Карбальо немедленно проникался к ним симпатией, хоть они и олицетворяли все, что было для него недоступно. Из-за своего столика в кафе (в такие минуты увеличившегося до размеров познанной вселенной) он смотрел, как они входят – горластые, веселые, преисполненные политического воодушевления и снедаемые неистовым желанием изменить мир – как бурно жестикулируют, как над пустыми бутылками передают друг другу книги. В большинстве своем это были либералы, которые остерегались заходить в другие заведения, где преобладала консервативная публика, однако попадались и пламенные коммунисты с марксистскими брошюрками, купленными на распродажах в книжных магазинах, и небольшие, по три-четыре человека, группы меланхоличных анархистов, обликом удивительно напоминавших уличных котов и неизменно одетых в черное: они всегда занимали один и тот же столик с видом на угол Гран-Виа и просиживали там часами, ни с кем не разговаривая. Карбальо уходил с этих вечеринок, чувствуя, как пухнет голова от новых идей и как жгут ему руки новые документы, а потом записывал в конторские книги, в которых вел бухгалтерию своей мастерской, названия полученных книг. В ту пору он с каким-то исступлением читал книги, взятые взаймы, книги украденные, книги, купленные на развалах, и испытывал к ним почти суеверное почтение: книги когда-то спасли Гайтана и, может быть, спасут его. Ему, как и Гайтану, выпала на долю жизнь скудная и трудная, жизнь, небогатая возможностями и не сулящая особенных удач. А книги – и те, что он знал раньше, и те, что получал в кафе от более везучих студентов – становились спасительным подземным ходом, выводящим на волю.

В последующие годы гайтанисты организовались наподобие тайного общества. Персеверансия немало способствовала энтузиазму сына сапожника: в этом комитете он сделался одним из самых активных членов. По ночам, дождавшись, когда мать уснет, и доделав кое-какие отложенные заказы, он выходил расклеивать предвыборные плакаты на улицах своего и соседних кварталов. Иногда происходили более или менее ожесточенные стычки с домовладельцами, не желавшими, чтобы лицо Гайтана красовалось на фасадах их домов или на фонарных столбах их улиц. Сесар окружил себя свитой, состоявшей из отпетых уголовников, всем хорошо известных, убийц или бандитов, отсидевших свое, после чего всякие распри прекратились, как по волшебству.

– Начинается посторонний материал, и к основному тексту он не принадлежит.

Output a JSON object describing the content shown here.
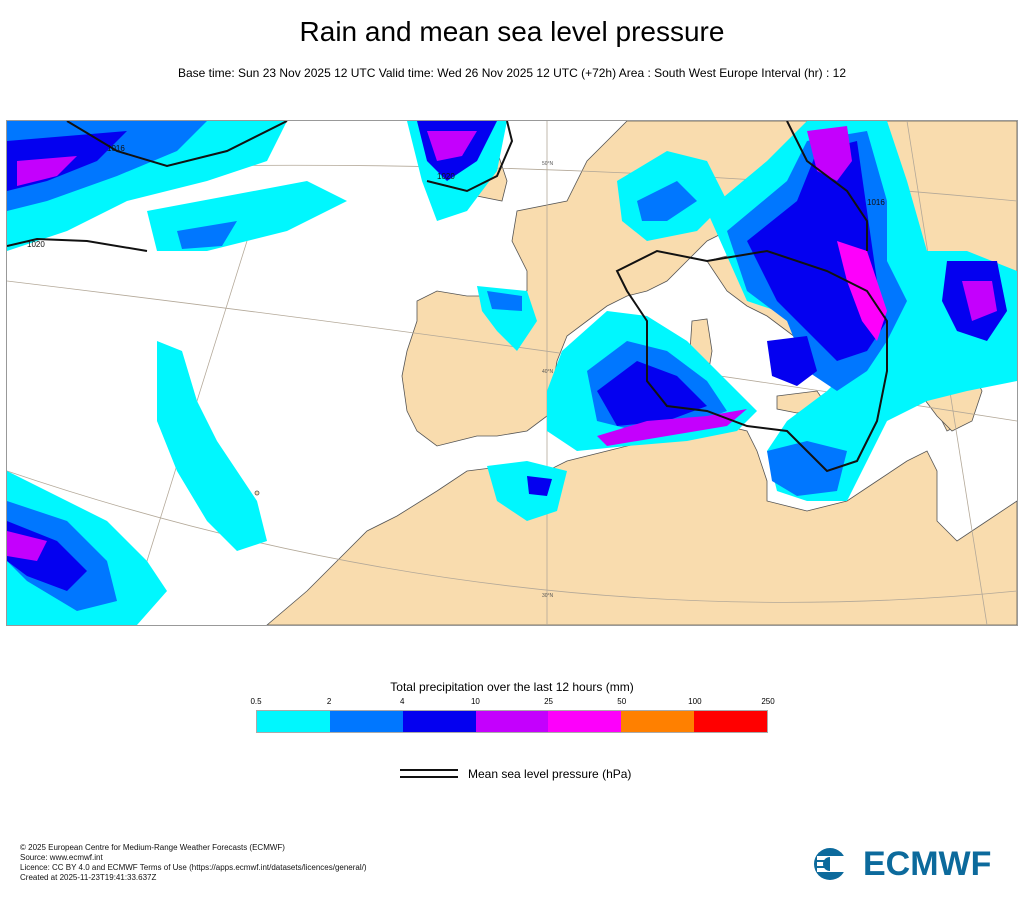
{
  "title": "Rain and mean sea level pressure",
  "subtitle": "Base time: Sun 23 Nov 2025 12 UTC Valid time: Wed 26 Nov 2025 12 UTC (+72h) Area : South West Europe Interval (hr) : 12",
  "map": {
    "land_color": "#f9dcae",
    "sea_color": "#ffffff",
    "graticule_labels": [
      "50°N",
      "40°N",
      "30°N"
    ],
    "isobar_labels": [
      "1016",
      "1020",
      "1020",
      "1016"
    ]
  },
  "legend": {
    "title": "Total precipitation over the last 12 hours (mm)",
    "ticks": [
      "0.5",
      "2",
      "4",
      "10",
      "25",
      "50",
      "100",
      "250"
    ],
    "colors": [
      "#00f7fe",
      "#0077ff",
      "#0400f0",
      "#c400fd",
      "#fd00fb",
      "#ff8000",
      "#ff0000"
    ]
  },
  "mslp_legend": {
    "label": "Mean sea level pressure (hPa)"
  },
  "credits": [
    "© 2025 European Centre for Medium-Range Weather Forecasts (ECMWF)",
    "Source: www.ecmwf.int",
    "Licence: CC BY 4.0 and ECMWF Terms of Use (https://apps.ecmwf.int/datasets/licences/general/)",
    "Created at 2025-11-23T19:41:33.637Z"
  ],
  "logo": {
    "text": "ECMWF",
    "color": "#0c6a9c"
  }
}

И улицы Персеверансии запестрели плакатами, напечатанными на желтоватой бумаге и созданными чаще всего самим Карбальо – они сообщали об очередном выступлении Гайтана в Муниципальном театре («Приходи сам и приводи семью!») или о визите Вождя в кварталы консерваторов («…И мы пойдем с ним, чтобы там знали – Гайтана не запугать!»). Комитет получил или взял себе звучное название «Пропыленные», которое происходило от манеры его участников натаскивать с гор в город много грязи, однако вскоре стало известно, что за пределами квартала их называют просто «Красные». Собрания каждый раз устраивали в новом месте: члены комитета оспаривали друг у друга честь принять гайтанистов; на убогих и холодных кухнях, пропахших бутаном, ходила по кругу пропотелая шляпа, куда сочувствующие могли внести свою скудную лепту. В ту эпоху либерализм разделился надвое: одно крыло возглавлял Габриэль Турбай, представитель традиционной политической элиты, другое – Гайтан. На одном из заседаний комитета Сесара Карбальо осенила идея ночью пройти по Седьмой каррере с лестницами-стремянками и обработать кислотой каждый фонарный столб, на котором висели роскошные полотнища кандидата Турбая. Наутро вся Богота увидела, как они превратились в рваное тряпье. Затея удалась на славу. Сесар Карбальо, которому не исполнилось еще двадцати двух лет, стал одним из самых уважаемых членов комитета. Он укреплял свои позиции в районе, а гайтанизм – в Колумбии. Одновременно с этим под властью президента Оспины, пошедшего на второй срок, в стране стало больше насилия, особенно – в провинции.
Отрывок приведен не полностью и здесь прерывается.